Professor Gordon wearing a navy cap looking into the distance at Gettysburg

His teaching also extended well beyond the classroom. Over the years, Gordon led numerous battlefield tours to Gettysburg and organized “ship trips” to visit the U.S. Navy vessels at Norfolk Naval Station—immersive experiences that brought the hard realities of military operations to life for students in a way no classroom could replicate. By all accounts, they were as educational as they were fun and memorable. That same commitment is precisely what SSP students have carried with them beyond Georgetown. In a program designed to bridge the gap between theory and practice in national security, Gordon has embodied that connection semester after semester.

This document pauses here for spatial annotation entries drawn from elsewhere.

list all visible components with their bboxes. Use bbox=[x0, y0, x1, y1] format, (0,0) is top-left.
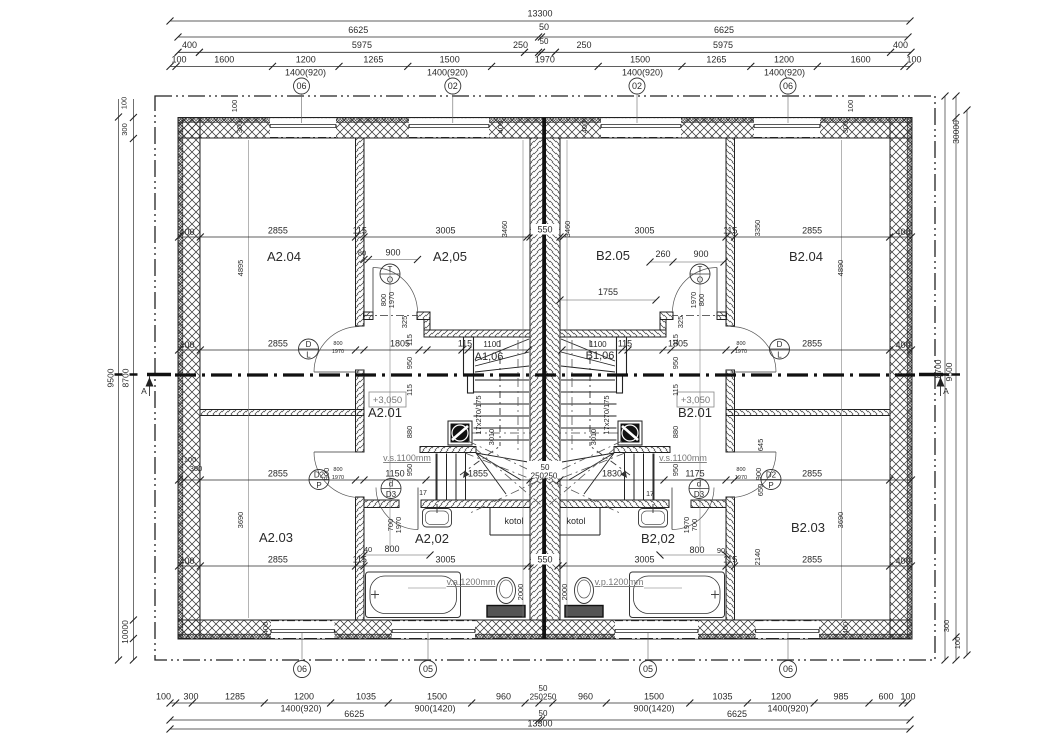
right dim chains bbox=[944, 96, 946, 660]
svg-text:v.a.1200mm: v.a.1200mm bbox=[447, 577, 496, 587]
svg-text:1970: 1970 bbox=[689, 292, 698, 309]
svg-text:4890: 4890 bbox=[836, 260, 845, 277]
top chain detail bbox=[170, 65, 910, 67]
svg-text:1400(920): 1400(920) bbox=[285, 68, 326, 78]
svg-text:550: 550 bbox=[537, 225, 552, 235]
svg-text:1970: 1970 bbox=[332, 475, 344, 481]
svg-text:B2.05: B2.05 bbox=[596, 248, 630, 263]
svg-text:645: 645 bbox=[756, 439, 765, 452]
svg-text:1855: 1855 bbox=[468, 469, 488, 479]
svg-text:900: 900 bbox=[693, 249, 708, 259]
bottom chain 13300 bbox=[170, 728, 910, 730]
dim chain y236 bbox=[179, 236, 530, 238]
svg-text:1600: 1600 bbox=[851, 55, 871, 65]
svg-text:80: 80 bbox=[358, 249, 366, 258]
svg-text:300: 300 bbox=[841, 121, 850, 134]
svg-text:400: 400 bbox=[841, 622, 850, 635]
svg-text:1500: 1500 bbox=[427, 692, 447, 702]
window bottom 05 left bbox=[392, 621, 475, 639]
svg-text:O: O bbox=[697, 276, 703, 285]
svg-text:13300: 13300 bbox=[527, 9, 552, 19]
exterior wall right bbox=[890, 118, 912, 640]
svg-text:1265: 1265 bbox=[706, 55, 726, 65]
svg-text:950: 950 bbox=[405, 464, 414, 477]
svg-text:900(1420): 900(1420) bbox=[633, 704, 674, 714]
wall stairwell top bbox=[424, 330, 530, 337]
svg-text:1400(920): 1400(920) bbox=[764, 68, 805, 78]
svg-text:300: 300 bbox=[183, 692, 198, 702]
svg-text:2855: 2855 bbox=[268, 555, 288, 565]
svg-text:950: 950 bbox=[671, 464, 680, 477]
wall vertical mid bbox=[356, 370, 365, 452]
svg-text:960: 960 bbox=[578, 692, 593, 702]
svg-text:100: 100 bbox=[846, 100, 855, 113]
svg-text:A2.03: A2.03 bbox=[259, 530, 293, 545]
svg-text:400: 400 bbox=[580, 121, 589, 134]
svg-text:1830: 1830 bbox=[602, 469, 622, 479]
svg-text:3010: 3010 bbox=[589, 429, 598, 446]
svg-text:115: 115 bbox=[723, 555, 737, 565]
svg-text:650: 650 bbox=[756, 484, 765, 497]
svg-text:40: 40 bbox=[364, 545, 372, 554]
svg-text:8700: 8700 bbox=[933, 359, 943, 378]
svg-text:115: 115 bbox=[618, 339, 632, 349]
window top 02 right bbox=[601, 118, 681, 137]
svg-text:A: A bbox=[141, 386, 147, 396]
svg-text:400: 400 bbox=[895, 227, 910, 237]
window bottom-left 06 bbox=[271, 621, 335, 639]
wall under stair mid bbox=[420, 447, 476, 453]
interior witness line x247 bbox=[248, 140, 250, 618]
wall vertical lower bbox=[356, 497, 365, 620]
svg-text:1970: 1970 bbox=[735, 349, 747, 355]
svg-text:1265: 1265 bbox=[363, 55, 383, 65]
section mark left bbox=[147, 373, 171, 377]
svg-text:+3,050: +3,050 bbox=[373, 395, 402, 406]
svg-text:3350: 3350 bbox=[753, 220, 762, 237]
window bottom-right 06 bbox=[756, 621, 820, 639]
svg-text:1035: 1035 bbox=[712, 692, 732, 702]
svg-text:1175: 1175 bbox=[685, 469, 704, 479]
bottom chain 6625 bbox=[170, 719, 910, 721]
svg-text:1100: 1100 bbox=[483, 340, 501, 349]
svg-text:900: 900 bbox=[385, 248, 400, 258]
svg-text:05: 05 bbox=[643, 664, 653, 674]
svg-text:3005: 3005 bbox=[435, 555, 455, 565]
svg-text:3005: 3005 bbox=[634, 555, 654, 565]
svg-text:v.s.1100mm: v.s.1100mm bbox=[659, 453, 707, 463]
svg-text:17x270/175: 17x270/175 bbox=[474, 395, 483, 434]
dim chain y566 bbox=[179, 565, 532, 567]
svg-text:1200: 1200 bbox=[774, 55, 794, 65]
svg-text:D: D bbox=[306, 340, 312, 349]
svg-text:D3: D3 bbox=[694, 490, 705, 499]
svg-text:250: 250 bbox=[513, 40, 528, 50]
kotol partition bbox=[489, 508, 491, 536]
svg-text:17: 17 bbox=[419, 490, 427, 497]
svg-text:6625: 6625 bbox=[727, 709, 747, 719]
svg-text:300: 300 bbox=[190, 464, 203, 473]
svg-text:05: 05 bbox=[423, 664, 433, 674]
svg-text:v.p.1200mm: v.p.1200mm bbox=[595, 577, 644, 587]
window top-left 06 bbox=[270, 118, 336, 137]
svg-text:8700: 8700 bbox=[121, 368, 131, 387]
wall vertical A2.04 side upper bbox=[356, 138, 365, 326]
stair lower flight treads bbox=[436, 454, 438, 500]
svg-text:06: 06 bbox=[297, 664, 307, 674]
svg-text:250250: 250250 bbox=[530, 693, 557, 702]
svg-text:100: 100 bbox=[953, 637, 962, 650]
svg-text:2855: 2855 bbox=[802, 226, 822, 236]
svg-text:115: 115 bbox=[458, 339, 472, 349]
svg-text:100: 100 bbox=[184, 455, 197, 464]
svg-text:13300: 13300 bbox=[527, 719, 552, 729]
window top 02 left bbox=[409, 118, 489, 137]
svg-text:950: 950 bbox=[671, 357, 680, 370]
stair treads upper flight bbox=[474, 391, 530, 393]
svg-text:1755: 1755 bbox=[598, 287, 618, 297]
svg-text:v.s.1100mm: v.s.1100mm bbox=[383, 453, 431, 463]
insulation strips bbox=[178, 118, 912, 123]
svg-text:3005: 3005 bbox=[634, 226, 654, 236]
svg-text:400: 400 bbox=[895, 340, 910, 350]
svg-text:D: D bbox=[777, 340, 783, 349]
wall A2.05 bottom upper segment bbox=[364, 312, 374, 320]
wall outer edge dashdot bottom bbox=[178, 638, 912, 640]
svg-text:1970: 1970 bbox=[332, 349, 344, 355]
svg-text:115: 115 bbox=[353, 226, 367, 236]
dim chain y350 bbox=[179, 349, 528, 351]
svg-text:1970: 1970 bbox=[535, 55, 555, 65]
svg-text:1150: 1150 bbox=[385, 469, 404, 479]
svg-text:1500: 1500 bbox=[644, 692, 664, 702]
bathtub bbox=[366, 572, 461, 618]
svg-text:+3,050: +3,050 bbox=[681, 395, 710, 406]
svg-text:550: 550 bbox=[537, 555, 552, 565]
top chain 5975 bbox=[178, 51, 911, 53]
svg-text:d: d bbox=[389, 480, 393, 489]
svg-text:800: 800 bbox=[689, 545, 704, 555]
stair winder fan lower bbox=[476, 453, 528, 462]
window top-right 06 bbox=[754, 118, 820, 137]
svg-text:B1,06: B1,06 bbox=[586, 350, 615, 362]
svg-text:2000: 2000 bbox=[560, 584, 569, 601]
svg-text:O: O bbox=[387, 276, 393, 285]
svg-text:115: 115 bbox=[671, 334, 680, 346]
svg-text:4895: 4895 bbox=[236, 260, 245, 277]
window bottom 05 right bbox=[615, 621, 698, 639]
svg-text:1400(920): 1400(920) bbox=[767, 704, 808, 714]
exterior wall top bbox=[178, 118, 912, 139]
wall hall-stair pier bbox=[464, 337, 474, 375]
svg-text:900(1420): 900(1420) bbox=[414, 704, 455, 714]
svg-text:06: 06 bbox=[296, 81, 306, 91]
window ref circles top bbox=[294, 78, 310, 94]
svg-text:325: 325 bbox=[676, 316, 685, 329]
svg-text:9500: 9500 bbox=[106, 368, 116, 387]
svg-text:10000: 10000 bbox=[120, 620, 130, 644]
level labels bbox=[369, 392, 406, 407]
svg-text:2855: 2855 bbox=[802, 339, 822, 349]
svg-text:kotol: kotol bbox=[504, 516, 523, 526]
svg-text:30000: 30000 bbox=[951, 120, 961, 144]
svg-text:2855: 2855 bbox=[268, 226, 288, 236]
svg-text:100: 100 bbox=[900, 692, 915, 702]
svg-text:950: 950 bbox=[405, 357, 414, 370]
washbasin bbox=[423, 509, 452, 528]
svg-text:800: 800 bbox=[384, 544, 399, 554]
svg-text:06: 06 bbox=[783, 664, 793, 674]
svg-text:115: 115 bbox=[723, 226, 737, 236]
door bathroom (d) bbox=[417, 488, 419, 530]
svg-text:400: 400 bbox=[895, 556, 910, 566]
svg-text:3460: 3460 bbox=[500, 221, 509, 238]
exterior wall bottom bbox=[178, 620, 912, 639]
svg-text:115: 115 bbox=[353, 555, 367, 565]
svg-text:3690: 3690 bbox=[836, 512, 845, 529]
door tag circles bbox=[299, 339, 319, 359]
svg-text:2855: 2855 bbox=[268, 469, 288, 479]
svg-text:1970: 1970 bbox=[387, 292, 396, 309]
svg-text:100: 100 bbox=[230, 100, 239, 113]
cross guides between halves bbox=[468, 441, 622, 514]
svg-text:1400(920): 1400(920) bbox=[280, 704, 321, 714]
svg-text:400: 400 bbox=[179, 556, 194, 566]
svg-text:B2.04: B2.04 bbox=[789, 249, 823, 264]
svg-text:3690: 3690 bbox=[236, 512, 245, 529]
svg-text:6625: 6625 bbox=[348, 25, 368, 35]
svg-text:L: L bbox=[306, 351, 311, 360]
svg-text:800: 800 bbox=[736, 467, 745, 473]
svg-text:2855: 2855 bbox=[802, 469, 822, 479]
toilet cistern bar bbox=[487, 606, 525, 618]
top chain 6625 bbox=[178, 36, 908, 38]
svg-text:100: 100 bbox=[171, 55, 186, 65]
svg-text:800: 800 bbox=[697, 294, 706, 307]
toilet bowl bbox=[497, 578, 516, 604]
svg-text:800: 800 bbox=[333, 341, 342, 347]
svg-text:P: P bbox=[316, 481, 321, 490]
svg-text:P: P bbox=[768, 481, 773, 490]
wall bathroom top right part bbox=[421, 500, 530, 508]
dim chain y480 bbox=[179, 479, 530, 481]
svg-text:1600: 1600 bbox=[214, 55, 234, 65]
witness line x390 bbox=[389, 268, 391, 548]
svg-text:5975: 5975 bbox=[713, 40, 733, 50]
bottom ref circles bbox=[294, 661, 311, 678]
svg-text:1035: 1035 bbox=[356, 692, 376, 702]
party wall half bbox=[530, 138, 545, 620]
bottom chain detail bbox=[170, 702, 908, 704]
party wall core bbox=[542, 118, 546, 640]
svg-text:D3: D3 bbox=[386, 490, 397, 499]
dim 800 bathroom bbox=[364, 554, 430, 556]
svg-text:3010: 3010 bbox=[487, 429, 496, 446]
wall step connector bbox=[424, 320, 430, 331]
svg-text:9500: 9500 bbox=[944, 362, 954, 381]
section line A-A bbox=[175, 373, 915, 376]
top chain 13300 bbox=[170, 20, 910, 22]
door A2.03 (D2/P) bbox=[314, 451, 360, 453]
door A2.05 (T) bbox=[372, 268, 374, 313]
property boundary dash-dot bbox=[155, 96, 935, 660]
svg-text:400: 400 bbox=[179, 227, 194, 237]
svg-text:400: 400 bbox=[261, 622, 270, 635]
svg-text:3460: 3460 bbox=[563, 221, 572, 238]
svg-text:260: 260 bbox=[655, 249, 670, 259]
svg-text:1500: 1500 bbox=[630, 55, 650, 65]
stair walk line bbox=[499, 340, 501, 446]
svg-text:880: 880 bbox=[671, 426, 680, 439]
svg-text:50: 50 bbox=[541, 463, 550, 472]
section mark right bbox=[919, 373, 943, 377]
svg-text:800: 800 bbox=[333, 467, 342, 473]
svg-text:50: 50 bbox=[539, 22, 549, 32]
svg-text:115: 115 bbox=[671, 384, 680, 396]
svg-text:90: 90 bbox=[717, 546, 725, 555]
stair winder fan upper bbox=[475, 339, 529, 361]
witness line x523 bbox=[522, 140, 524, 618]
left dim chains bbox=[118, 99, 120, 660]
svg-text:02: 02 bbox=[632, 81, 642, 91]
svg-text:400: 400 bbox=[182, 40, 197, 50]
svg-text:1285: 1285 bbox=[225, 692, 245, 702]
svg-text:2000: 2000 bbox=[516, 584, 525, 601]
svg-text:17x270/175: 17x270/175 bbox=[602, 395, 611, 434]
svg-text:1970: 1970 bbox=[682, 517, 691, 534]
svg-text:kotol: kotol bbox=[566, 516, 585, 526]
svg-text:1400(920): 1400(920) bbox=[622, 68, 663, 78]
svg-text:880: 880 bbox=[405, 426, 414, 439]
exterior wall left bbox=[178, 118, 200, 640]
svg-text:400: 400 bbox=[179, 340, 194, 350]
svg-text:960: 960 bbox=[496, 692, 511, 702]
svg-text:T: T bbox=[698, 265, 703, 274]
svg-text:250: 250 bbox=[576, 40, 591, 50]
svg-text:1400(920): 1400(920) bbox=[427, 68, 468, 78]
svg-text:A1,06: A1,06 bbox=[475, 351, 504, 363]
svg-text:2140: 2140 bbox=[753, 549, 762, 566]
svg-text:A2.04: A2.04 bbox=[267, 249, 301, 264]
svg-text:06: 06 bbox=[783, 81, 793, 91]
svg-text:400: 400 bbox=[496, 121, 505, 134]
svg-text:1970: 1970 bbox=[735, 475, 747, 481]
svg-text:50: 50 bbox=[539, 684, 548, 693]
svg-text:A2,02: A2,02 bbox=[415, 531, 449, 546]
stair dashdot guides bbox=[517, 340, 519, 450]
svg-text:1970: 1970 bbox=[394, 517, 403, 534]
wall bathroom top left part bbox=[364, 500, 399, 508]
svg-text:800: 800 bbox=[736, 341, 745, 347]
svg-text:700: 700 bbox=[690, 519, 699, 532]
svg-text:600: 600 bbox=[878, 692, 893, 702]
svg-text:1200: 1200 bbox=[771, 692, 791, 702]
svg-text:400: 400 bbox=[893, 40, 908, 50]
svg-text:1500: 1500 bbox=[440, 55, 460, 65]
svg-text:985: 985 bbox=[833, 692, 848, 702]
svg-text:100: 100 bbox=[120, 97, 129, 110]
svg-text:900: 900 bbox=[754, 468, 763, 481]
door A2.04 (D/L) bbox=[314, 371, 360, 373]
svg-text:115: 115 bbox=[405, 384, 414, 396]
svg-text:2855: 2855 bbox=[268, 339, 288, 349]
svg-text:A2,05: A2,05 bbox=[433, 249, 467, 264]
svg-text:1100: 1100 bbox=[589, 340, 607, 349]
svg-text:02: 02 bbox=[448, 81, 458, 91]
svg-text:300: 300 bbox=[120, 123, 129, 136]
wall between A2.04 and A2.03 bbox=[200, 410, 364, 416]
svg-text:100: 100 bbox=[906, 55, 921, 65]
svg-text:325: 325 bbox=[400, 316, 409, 329]
svg-text:50: 50 bbox=[540, 37, 549, 46]
door opening dashdot A2.05 bbox=[364, 315, 418, 317]
svg-text:5975: 5975 bbox=[352, 40, 372, 50]
svg-text:2855: 2855 bbox=[802, 555, 822, 565]
svg-text:300: 300 bbox=[942, 620, 951, 633]
svg-text:50: 50 bbox=[539, 709, 548, 718]
svg-text:B2.03: B2.03 bbox=[791, 520, 825, 535]
svg-text:250250: 250250 bbox=[531, 472, 558, 481]
svg-text:1200: 1200 bbox=[296, 55, 316, 65]
svg-text:A: A bbox=[943, 386, 949, 396]
svg-text:900: 900 bbox=[322, 468, 331, 481]
svg-text:1200: 1200 bbox=[294, 692, 314, 702]
svg-text:d: d bbox=[697, 480, 701, 489]
svg-text:B2,02: B2,02 bbox=[641, 531, 675, 546]
svg-text:L: L bbox=[777, 351, 782, 360]
wall outer edge dashdot top bbox=[178, 117, 912, 119]
chimney block bbox=[448, 421, 472, 445]
svg-text:6625: 6625 bbox=[344, 709, 364, 719]
svg-text:3005: 3005 bbox=[435, 226, 455, 236]
svg-text:100: 100 bbox=[156, 692, 171, 702]
svg-text:115: 115 bbox=[405, 334, 414, 346]
svg-text:6625: 6625 bbox=[714, 25, 734, 35]
svg-text:17: 17 bbox=[646, 491, 654, 498]
svg-text:300: 300 bbox=[235, 121, 244, 134]
svg-text:T: T bbox=[388, 265, 393, 274]
svg-text:D2: D2 bbox=[766, 471, 777, 480]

When reflecting on his time at SSP, Gordon pointed to two things above all else: “helping students’ knowledge grow over time, particularly in this field of national security and military operations, and mentoring and helping students with their long-term academic and career goals.” That mentorship was also tangible, as he helped several former students secure positions at RAND and elsewhere in the national security community.

This is Gordon’s final semester at SSP, closing a remarkable chapter after 20 years of service to the program and its students. Gordon has cultivated an entire generation of analysts and sharp thinkers who have left the Hilltop with a clearer understanding of the hard realities of war and of the challenges of national security. Hoya Saxa, Professor Gordon. We are grateful!